Fran Alonso entra en el Café Tropical, un Café virtual al que acude la gente para cumplir sus anhelos, personas solitarias como el Viejecito (que con su larga tristeza de elefante decía venir del País de los Sueños), el Personaje (una niña alegre y divertida que quería ser Persona y no habitar sólo en las narraciones) o el Cazador de Mariposas Blancas. Tiene una Máquina que cumple todos los deseos. El Niño es quien mejor la maneja, el Rey de la Máquina. Decide cambiar el Café y las personas: cambia las flores de plástico por ladrillos y espejos; las mariposas por escarabajos, y a todos los personajes clientes del local. Incluso se convirtió a sí mismo en un periquito. Y todo cambió en la realidad. Un periquito sobrevoló aquel lugar horrible. Algún día, con su canto, volverían a brotar las flores de plástico y entraría una mariposa. A lo mejor, todo volvería a ser real.
Elvira Pérez cuenta la aventura de encontrar Un emoticón na bandexa de entrada: antes de desayunar, María se conecta al Messenger y charla con Antón, que no irá a clases porque está malo. Le pide que le envíe un esquema de Naturales; él le envía un emoticón de despedida, que al principio es diminuto y luego tiene el tamaño de un rostro humano, se instala y reinicia el pc. Le habla y le explica que es un espíritu convertido en aparición virtual porque así se lo propuso el espíritu que él ama. Se colaron los dos como archivo adjunto aprovechando un bombardeo masivo de troyanos. Se conectarán cuándo estén encendidos los ordenadores en los que están instalados. Y así ocurre: a ella le aparece un joven contacto, un tal Fiz, que no sabe nada de su emoticón hasta que se le reinicia el pc. Chatean María y Fiz y se citan en un cibercafé de Vigo . Allí ella descubre con horror que Fiz tiene dos emoticones en las pupilas, pero también el taxista y toda la gente que encuentra en la calle. Incluso están en el espejo de su casa: había sido ella quien se los había pasado a todos, llevaba un virus andante en su mirada. Cuando en su cuarto encendió el portátil, en la pantalla estaba el emoticón. "Misión cumplida. Te asustamos."

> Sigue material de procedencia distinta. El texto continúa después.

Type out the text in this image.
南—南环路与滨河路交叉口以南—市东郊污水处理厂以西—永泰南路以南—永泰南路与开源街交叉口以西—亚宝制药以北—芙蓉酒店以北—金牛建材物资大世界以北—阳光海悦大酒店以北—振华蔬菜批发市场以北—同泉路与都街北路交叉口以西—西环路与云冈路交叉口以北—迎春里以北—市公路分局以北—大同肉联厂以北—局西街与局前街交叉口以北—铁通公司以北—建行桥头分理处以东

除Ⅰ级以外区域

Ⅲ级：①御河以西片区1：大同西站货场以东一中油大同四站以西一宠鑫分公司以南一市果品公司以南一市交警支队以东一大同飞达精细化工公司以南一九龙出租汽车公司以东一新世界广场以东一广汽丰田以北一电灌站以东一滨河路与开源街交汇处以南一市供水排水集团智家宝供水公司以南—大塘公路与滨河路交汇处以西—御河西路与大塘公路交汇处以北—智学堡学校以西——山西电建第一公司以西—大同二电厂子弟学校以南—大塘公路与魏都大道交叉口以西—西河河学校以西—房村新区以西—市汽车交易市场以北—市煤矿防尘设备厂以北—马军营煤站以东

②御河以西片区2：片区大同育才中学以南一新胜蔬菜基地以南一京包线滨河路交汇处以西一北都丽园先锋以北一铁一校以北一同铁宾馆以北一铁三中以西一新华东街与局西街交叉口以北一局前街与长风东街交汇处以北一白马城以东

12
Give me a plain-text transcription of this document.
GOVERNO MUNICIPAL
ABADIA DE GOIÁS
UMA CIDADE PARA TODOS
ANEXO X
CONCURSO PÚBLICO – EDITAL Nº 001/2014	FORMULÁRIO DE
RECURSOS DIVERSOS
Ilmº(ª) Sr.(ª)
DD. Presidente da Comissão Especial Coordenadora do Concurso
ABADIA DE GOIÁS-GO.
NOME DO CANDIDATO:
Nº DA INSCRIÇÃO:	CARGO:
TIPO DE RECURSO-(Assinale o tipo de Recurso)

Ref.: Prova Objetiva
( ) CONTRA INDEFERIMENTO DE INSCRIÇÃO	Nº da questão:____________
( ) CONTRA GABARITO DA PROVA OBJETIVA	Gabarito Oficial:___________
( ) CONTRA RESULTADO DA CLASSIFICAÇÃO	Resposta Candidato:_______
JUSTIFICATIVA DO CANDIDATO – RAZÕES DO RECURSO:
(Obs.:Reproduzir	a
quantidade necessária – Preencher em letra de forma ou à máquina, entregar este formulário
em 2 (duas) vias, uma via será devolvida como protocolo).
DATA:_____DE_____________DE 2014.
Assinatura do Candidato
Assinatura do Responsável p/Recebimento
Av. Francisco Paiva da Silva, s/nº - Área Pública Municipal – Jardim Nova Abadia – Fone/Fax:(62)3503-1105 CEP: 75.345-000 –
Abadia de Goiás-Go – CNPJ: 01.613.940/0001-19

Finalmente, no SMS de Carlos Mosteiro, a Brais le suena de nuevo la musiquita en el móvil: es el tercer mensaje que le manda Marcos sobre la "Operación Lois" o "Operación Pringado". Pero él no está convencido pues Lois nunca le había hecho nada e incluso le había apuntado en un examen y gracias a eso había aprobado. Otro mensaje más al salir del insti: mañana a las 7 vamos a zurrarle al pringado en el Camino Bajo: que no falte nadie. Eran órdenes de Marcos, el jefe, que ya lo había intentado con Maneiro, pero como este le había sacado una navaja, había dicho que a Maneiro no se le tocaba. Le tenía ganas a Lois por las miraditas que le enviaba Lía, pues a Marcos le gustaba la tontita de Lía. A las 7 en punto, apareció Lois. No se defendió y le pegaron todos, mas Brais no se atrevió a lanzarle la piedra que tenía en la mano. Cuando Marcos reparó en él, le dijo que tenía que pegar también o sino que sufriría las consecuencias. Con los ojos cerrados se lanzó sobre Lois. Y para que no le volviese la náusea pensó en otra cosa: en que le tenía que cambiar la musiquita al móvil y darle un descanso a Shakira en el mp3.